By Bernadette Chlebeck and Phil Cunliffe
There are a lot of beliefs out in the world that hurt no one and atheists are going to have to tolerate. People have the right to their beliefs. Such as the virgin birth, or that Jesus is magic. Having those beliefs really doesn’t hurt anyone and can give individuals comfort during difficult times. No one should dictate how someone seeks relief during times of personal struggles. Their beliefs may even result in getting a Keurig coffee maker on December 25th.

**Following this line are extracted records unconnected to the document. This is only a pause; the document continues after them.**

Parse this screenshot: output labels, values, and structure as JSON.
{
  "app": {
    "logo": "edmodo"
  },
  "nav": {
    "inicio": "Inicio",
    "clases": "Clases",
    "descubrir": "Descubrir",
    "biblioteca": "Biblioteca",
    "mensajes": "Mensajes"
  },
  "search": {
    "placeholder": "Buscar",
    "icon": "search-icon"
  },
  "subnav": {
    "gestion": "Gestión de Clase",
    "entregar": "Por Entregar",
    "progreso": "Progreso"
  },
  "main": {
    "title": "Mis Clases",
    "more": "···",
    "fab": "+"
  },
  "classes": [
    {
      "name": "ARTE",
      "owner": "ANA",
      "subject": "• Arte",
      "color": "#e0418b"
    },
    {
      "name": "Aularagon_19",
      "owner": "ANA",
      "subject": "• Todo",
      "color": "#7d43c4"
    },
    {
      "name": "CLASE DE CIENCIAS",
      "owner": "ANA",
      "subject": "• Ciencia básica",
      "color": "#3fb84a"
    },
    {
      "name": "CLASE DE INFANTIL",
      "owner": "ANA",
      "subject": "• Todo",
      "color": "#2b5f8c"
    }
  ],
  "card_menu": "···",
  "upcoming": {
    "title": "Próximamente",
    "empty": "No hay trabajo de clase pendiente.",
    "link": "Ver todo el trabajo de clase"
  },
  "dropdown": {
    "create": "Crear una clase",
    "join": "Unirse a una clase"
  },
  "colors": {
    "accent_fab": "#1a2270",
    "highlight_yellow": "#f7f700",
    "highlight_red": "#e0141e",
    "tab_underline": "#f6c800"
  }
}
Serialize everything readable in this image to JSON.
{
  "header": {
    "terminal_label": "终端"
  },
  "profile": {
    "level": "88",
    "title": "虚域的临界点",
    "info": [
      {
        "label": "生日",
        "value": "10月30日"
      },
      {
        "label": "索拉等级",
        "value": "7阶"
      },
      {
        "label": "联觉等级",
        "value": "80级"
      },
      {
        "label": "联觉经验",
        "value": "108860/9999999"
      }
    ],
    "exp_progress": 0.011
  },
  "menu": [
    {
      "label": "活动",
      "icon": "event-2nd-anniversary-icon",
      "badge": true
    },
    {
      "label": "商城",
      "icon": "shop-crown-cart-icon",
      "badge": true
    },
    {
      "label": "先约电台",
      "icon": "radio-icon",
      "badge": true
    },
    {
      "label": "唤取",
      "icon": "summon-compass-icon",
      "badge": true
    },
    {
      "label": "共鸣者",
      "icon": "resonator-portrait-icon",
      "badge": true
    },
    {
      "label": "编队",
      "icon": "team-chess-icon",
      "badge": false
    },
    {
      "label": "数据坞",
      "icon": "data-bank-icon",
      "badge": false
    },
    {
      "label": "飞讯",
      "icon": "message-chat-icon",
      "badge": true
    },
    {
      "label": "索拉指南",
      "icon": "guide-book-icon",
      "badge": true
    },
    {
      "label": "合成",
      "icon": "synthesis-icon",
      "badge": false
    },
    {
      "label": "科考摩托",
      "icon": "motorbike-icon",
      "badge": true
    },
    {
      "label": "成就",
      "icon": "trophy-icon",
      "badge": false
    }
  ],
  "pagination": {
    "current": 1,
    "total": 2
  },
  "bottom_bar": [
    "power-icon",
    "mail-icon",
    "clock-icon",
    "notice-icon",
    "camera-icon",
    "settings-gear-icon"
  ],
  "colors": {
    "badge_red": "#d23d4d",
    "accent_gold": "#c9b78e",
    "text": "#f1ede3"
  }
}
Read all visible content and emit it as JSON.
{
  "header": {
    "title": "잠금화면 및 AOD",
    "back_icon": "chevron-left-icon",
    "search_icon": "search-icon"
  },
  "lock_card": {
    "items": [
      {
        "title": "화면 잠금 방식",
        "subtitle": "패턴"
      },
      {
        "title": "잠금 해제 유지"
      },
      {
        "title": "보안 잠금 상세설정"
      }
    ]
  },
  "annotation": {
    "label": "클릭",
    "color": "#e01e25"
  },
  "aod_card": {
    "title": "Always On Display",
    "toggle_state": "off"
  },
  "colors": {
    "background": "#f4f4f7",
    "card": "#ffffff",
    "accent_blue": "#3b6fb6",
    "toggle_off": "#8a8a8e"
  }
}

But there are beliefs that we should stand up to. Chaplain Patrick McLaughlin, author of No Atheists in Foxholes Prayers and Reflections from the Front could have written a book solely describing his experiences on prayer and how it helped him and others. McLaughlin crosses the line when he chooses to go in the direction that all people who fight in wars should not only believe in god but believe in his god. I wonder how many soldiers were left out or hurt even worse because they only had McLaughlin, or others like him to turn to during difficult times.
The fact is there are atheists in foxholes. 295,000 active duty personnel who consider themselves atheist, agnostic or without a religious preference. Only about 8,000 out of 1.4 million active duty members in the Army, Navy, Marine Corps and Air Force identify themselves as atheists, and another 1,800 say they are agnostic, according to the Defense Department.* Ft. Bragg hosted Rock Beyond Belief an event where approximately 2,000 people attended. Pat Tillman, who gave up a career in the NFL to join the Army, was an atheist. Clearly Atheists serve and are on the front line.
What is not clear is how much harm is being done to soldiers by chaplains like Mclaughlin, who are put in a role of providing guidance and comfort but chose not to see the world beyond their own beliefs. Prayers do not comfort everyone and we should not tolerate military chaplains whose beliefs are harming soldiers and their families.